In the UK, a government-backed pilot operating across six cities proved the impact of such programs - boosting refugees’ skills, confidence, experience, networks, and access to finance. The one-year $425,000 (USD) pilot led to self-employment being added as an outcome in a larger $16.5 million Refugee Transitions Outcome Fund (RTOF) pilot that is now helping local governments provide housing and economic integration support to refugees across the UK. RTOF incentivizes delivery bodies to treat self-employment equally to employment, rewarding them based on refugee entrepreneurs achieving business formation and sustained income targets. The fund also allows delivery bodies to help refugees into part-time employment while also helping them start a business - reflecting a key finding of the pilot that refugees need income while working though a longer-than-usual business formation process.

In the US, the Office for Refugee Resettlement (ORR) Microenterprise Development Program (MED) helps refugees develop, expand or maintain their own businesses through grants, loans, training and technical assistance. MED also builds organizational capacity to provide culturally and linguistically appropriate services to refugee entrepreneurs. The program launched in 1991, supporting community-based organizations with lending experience to assist previously financially excluded refugees. Refugees who are not yet citizens and who have been in the U.S. for no more than five years may participate in the program. 

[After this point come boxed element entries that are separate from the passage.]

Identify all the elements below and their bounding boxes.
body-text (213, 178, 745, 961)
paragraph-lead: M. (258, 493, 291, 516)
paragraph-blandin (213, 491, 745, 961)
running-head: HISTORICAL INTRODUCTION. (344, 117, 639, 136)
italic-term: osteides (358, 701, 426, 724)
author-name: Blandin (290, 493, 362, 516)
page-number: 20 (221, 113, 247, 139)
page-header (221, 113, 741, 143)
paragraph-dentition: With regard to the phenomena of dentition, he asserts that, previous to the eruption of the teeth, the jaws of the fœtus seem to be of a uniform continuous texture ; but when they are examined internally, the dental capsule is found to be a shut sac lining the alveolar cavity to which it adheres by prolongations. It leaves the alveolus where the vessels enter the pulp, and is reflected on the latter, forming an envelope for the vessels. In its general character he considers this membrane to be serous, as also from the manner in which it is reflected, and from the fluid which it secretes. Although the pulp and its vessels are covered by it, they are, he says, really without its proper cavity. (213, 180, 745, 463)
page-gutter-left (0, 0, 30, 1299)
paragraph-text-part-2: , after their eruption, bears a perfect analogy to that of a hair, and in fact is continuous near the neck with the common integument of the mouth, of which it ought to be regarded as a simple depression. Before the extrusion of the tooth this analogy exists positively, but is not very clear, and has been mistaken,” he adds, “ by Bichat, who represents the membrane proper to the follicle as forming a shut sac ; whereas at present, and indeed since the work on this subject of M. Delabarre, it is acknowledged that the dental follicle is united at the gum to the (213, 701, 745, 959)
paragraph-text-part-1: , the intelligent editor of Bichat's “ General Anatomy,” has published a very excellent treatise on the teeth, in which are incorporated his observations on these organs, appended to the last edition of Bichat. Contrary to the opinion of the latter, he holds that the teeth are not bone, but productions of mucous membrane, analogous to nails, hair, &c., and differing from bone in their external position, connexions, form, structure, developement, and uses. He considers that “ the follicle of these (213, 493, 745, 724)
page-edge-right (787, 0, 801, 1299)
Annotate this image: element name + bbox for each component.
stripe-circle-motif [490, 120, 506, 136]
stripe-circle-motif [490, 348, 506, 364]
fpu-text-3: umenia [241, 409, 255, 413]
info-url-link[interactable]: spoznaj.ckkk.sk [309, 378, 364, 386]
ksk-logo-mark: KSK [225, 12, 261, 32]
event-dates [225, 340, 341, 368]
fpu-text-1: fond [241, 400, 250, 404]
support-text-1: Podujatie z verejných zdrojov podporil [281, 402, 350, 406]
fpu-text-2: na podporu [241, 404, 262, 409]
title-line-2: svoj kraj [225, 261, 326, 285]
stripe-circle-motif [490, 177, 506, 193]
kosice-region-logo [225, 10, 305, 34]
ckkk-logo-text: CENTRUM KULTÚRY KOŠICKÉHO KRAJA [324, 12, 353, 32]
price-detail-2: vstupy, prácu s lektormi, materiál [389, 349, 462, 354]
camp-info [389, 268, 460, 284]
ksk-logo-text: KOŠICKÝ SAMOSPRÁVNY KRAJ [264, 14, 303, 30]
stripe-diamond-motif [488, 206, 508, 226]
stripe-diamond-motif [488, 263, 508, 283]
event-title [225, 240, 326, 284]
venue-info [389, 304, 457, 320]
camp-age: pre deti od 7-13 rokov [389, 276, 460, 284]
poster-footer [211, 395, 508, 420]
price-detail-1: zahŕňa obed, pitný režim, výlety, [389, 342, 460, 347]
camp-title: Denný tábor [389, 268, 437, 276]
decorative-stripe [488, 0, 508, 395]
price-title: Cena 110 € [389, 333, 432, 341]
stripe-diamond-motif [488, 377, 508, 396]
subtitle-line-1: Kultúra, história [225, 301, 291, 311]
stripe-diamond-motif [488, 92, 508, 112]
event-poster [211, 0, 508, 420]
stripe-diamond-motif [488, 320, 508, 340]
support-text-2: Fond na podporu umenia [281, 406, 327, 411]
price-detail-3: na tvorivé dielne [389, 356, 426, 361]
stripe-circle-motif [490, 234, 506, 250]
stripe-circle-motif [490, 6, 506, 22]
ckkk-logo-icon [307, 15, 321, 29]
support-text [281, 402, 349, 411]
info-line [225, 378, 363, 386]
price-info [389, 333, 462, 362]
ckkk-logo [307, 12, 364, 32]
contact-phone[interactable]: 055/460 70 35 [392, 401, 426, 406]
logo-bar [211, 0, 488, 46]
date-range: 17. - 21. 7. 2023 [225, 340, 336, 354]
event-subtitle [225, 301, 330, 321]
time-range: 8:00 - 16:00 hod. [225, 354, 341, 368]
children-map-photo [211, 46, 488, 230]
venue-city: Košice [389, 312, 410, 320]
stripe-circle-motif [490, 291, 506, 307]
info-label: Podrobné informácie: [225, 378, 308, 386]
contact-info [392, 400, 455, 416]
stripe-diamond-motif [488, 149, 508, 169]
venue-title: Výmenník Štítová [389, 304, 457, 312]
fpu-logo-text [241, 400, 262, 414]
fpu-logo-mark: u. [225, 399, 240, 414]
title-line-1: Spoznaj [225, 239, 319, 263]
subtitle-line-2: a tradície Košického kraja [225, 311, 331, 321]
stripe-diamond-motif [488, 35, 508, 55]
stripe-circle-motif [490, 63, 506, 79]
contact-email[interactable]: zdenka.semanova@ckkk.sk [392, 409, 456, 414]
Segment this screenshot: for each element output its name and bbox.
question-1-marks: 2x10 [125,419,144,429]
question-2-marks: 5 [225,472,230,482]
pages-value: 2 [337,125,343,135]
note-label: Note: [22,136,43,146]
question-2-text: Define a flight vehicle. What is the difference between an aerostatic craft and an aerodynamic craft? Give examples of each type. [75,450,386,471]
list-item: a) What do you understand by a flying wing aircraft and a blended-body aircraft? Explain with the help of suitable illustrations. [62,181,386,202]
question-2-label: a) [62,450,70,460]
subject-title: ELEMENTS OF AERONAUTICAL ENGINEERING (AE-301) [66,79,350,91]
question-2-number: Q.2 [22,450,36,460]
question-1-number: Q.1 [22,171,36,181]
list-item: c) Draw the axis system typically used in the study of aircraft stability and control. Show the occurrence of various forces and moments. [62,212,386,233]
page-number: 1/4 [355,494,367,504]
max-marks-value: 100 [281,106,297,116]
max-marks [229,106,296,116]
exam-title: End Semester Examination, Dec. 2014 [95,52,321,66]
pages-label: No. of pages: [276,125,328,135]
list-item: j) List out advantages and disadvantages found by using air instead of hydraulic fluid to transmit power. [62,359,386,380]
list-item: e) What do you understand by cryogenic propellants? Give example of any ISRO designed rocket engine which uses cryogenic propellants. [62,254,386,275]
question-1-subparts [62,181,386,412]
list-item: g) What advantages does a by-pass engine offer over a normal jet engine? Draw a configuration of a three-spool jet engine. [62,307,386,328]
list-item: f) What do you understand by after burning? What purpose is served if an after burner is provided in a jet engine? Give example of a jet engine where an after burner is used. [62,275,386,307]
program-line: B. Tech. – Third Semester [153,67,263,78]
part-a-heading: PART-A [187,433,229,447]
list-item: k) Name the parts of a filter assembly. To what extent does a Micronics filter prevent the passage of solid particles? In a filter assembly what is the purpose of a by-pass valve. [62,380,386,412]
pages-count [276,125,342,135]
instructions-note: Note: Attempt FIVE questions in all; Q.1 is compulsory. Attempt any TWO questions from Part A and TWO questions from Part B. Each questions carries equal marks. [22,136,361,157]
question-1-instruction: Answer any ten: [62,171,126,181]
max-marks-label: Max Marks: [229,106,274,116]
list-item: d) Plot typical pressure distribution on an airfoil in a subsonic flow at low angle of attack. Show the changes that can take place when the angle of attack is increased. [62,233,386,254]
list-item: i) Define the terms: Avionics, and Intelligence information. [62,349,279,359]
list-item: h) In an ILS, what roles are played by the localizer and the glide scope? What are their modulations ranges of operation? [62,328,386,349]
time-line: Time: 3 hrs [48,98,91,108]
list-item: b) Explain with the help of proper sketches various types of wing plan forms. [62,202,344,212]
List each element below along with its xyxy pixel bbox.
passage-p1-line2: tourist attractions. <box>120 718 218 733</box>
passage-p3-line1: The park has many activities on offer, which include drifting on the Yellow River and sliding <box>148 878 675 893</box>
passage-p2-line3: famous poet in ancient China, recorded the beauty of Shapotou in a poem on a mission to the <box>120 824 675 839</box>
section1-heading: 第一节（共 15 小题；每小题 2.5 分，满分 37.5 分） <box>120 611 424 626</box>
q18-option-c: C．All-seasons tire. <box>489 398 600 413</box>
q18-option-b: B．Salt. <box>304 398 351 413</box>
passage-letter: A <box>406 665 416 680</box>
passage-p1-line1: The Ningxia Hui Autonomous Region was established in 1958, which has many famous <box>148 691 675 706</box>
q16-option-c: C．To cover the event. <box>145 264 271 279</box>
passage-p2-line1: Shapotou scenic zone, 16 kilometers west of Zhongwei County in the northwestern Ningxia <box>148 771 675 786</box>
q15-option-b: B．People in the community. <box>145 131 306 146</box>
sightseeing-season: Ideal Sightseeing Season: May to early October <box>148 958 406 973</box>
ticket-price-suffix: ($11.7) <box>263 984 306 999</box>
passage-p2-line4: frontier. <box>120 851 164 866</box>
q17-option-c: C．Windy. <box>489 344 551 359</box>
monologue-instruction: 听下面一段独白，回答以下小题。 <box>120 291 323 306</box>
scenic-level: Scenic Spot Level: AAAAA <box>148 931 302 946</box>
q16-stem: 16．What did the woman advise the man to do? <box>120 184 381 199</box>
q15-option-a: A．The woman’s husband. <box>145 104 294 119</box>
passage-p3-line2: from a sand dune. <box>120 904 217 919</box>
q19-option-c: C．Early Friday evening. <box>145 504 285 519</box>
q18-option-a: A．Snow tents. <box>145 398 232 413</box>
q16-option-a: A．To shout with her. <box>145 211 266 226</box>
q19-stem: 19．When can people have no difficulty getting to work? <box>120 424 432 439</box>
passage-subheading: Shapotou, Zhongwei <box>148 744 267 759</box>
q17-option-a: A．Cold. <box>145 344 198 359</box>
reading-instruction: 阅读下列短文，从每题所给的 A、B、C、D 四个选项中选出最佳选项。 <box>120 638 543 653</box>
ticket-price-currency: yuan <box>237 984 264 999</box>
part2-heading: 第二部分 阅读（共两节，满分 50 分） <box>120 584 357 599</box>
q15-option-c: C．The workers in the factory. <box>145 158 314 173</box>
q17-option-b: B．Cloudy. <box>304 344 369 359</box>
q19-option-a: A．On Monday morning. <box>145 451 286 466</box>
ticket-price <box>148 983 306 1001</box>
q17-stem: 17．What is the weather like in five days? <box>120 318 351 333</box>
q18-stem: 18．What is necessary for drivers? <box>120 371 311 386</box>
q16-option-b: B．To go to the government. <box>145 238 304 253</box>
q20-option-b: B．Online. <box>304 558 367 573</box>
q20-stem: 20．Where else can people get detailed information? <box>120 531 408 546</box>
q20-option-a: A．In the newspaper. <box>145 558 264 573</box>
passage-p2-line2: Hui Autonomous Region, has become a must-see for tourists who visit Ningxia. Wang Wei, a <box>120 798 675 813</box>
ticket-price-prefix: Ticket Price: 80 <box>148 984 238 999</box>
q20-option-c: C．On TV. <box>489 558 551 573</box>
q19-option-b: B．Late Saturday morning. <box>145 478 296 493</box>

MED awards circa $5 million per year to organizations operating across 20 States. Organizations leverage the ORR grant to receive funding from other micro enterprise development programs, including from the U.S. Small Business  Administration and the U.S. Treasury. In 2019, MED programs provided 551 loans to refugee entrepreneurs and businesses supported by the program contributed 1,055 jobs to the U.S. economy. At a city-level, as an example, the MED program in Phoenix, Arizona had helped over 160 small businesses by 2018, and continues to publish a directory of local refugee-owned businesses. Overall, the MED program is well regarded and there are calls to increase its funding and scale. 

Increasing reports now highlight that policy engagement - both integrating funding for these programs into wider integration efforts, and tackling underlying systemic barriers facing refugee entrepreneurs - is the most underdeveloped domain within entrepreneurship ecosystems globally, severely constraining the ability of refugee entrepreneurs. This is an opportunity that local, state and federal governments can action.

Since 2018, the Centre for Entrepreneurs has convened refugee entrepreneurship programs, funders, researchers and policymakers across 30 countries under the CFE Refugee Entrepreneurship Network. We know what works; we are coordinating monitoring and evaluation between academics, funders and practitioners; and we are mobilising ever-more corporates and foundations to get involved. We invite policymakers globally - at city, region or national levels - to join us to help newcomer entrepreneurs in your communities to thrive.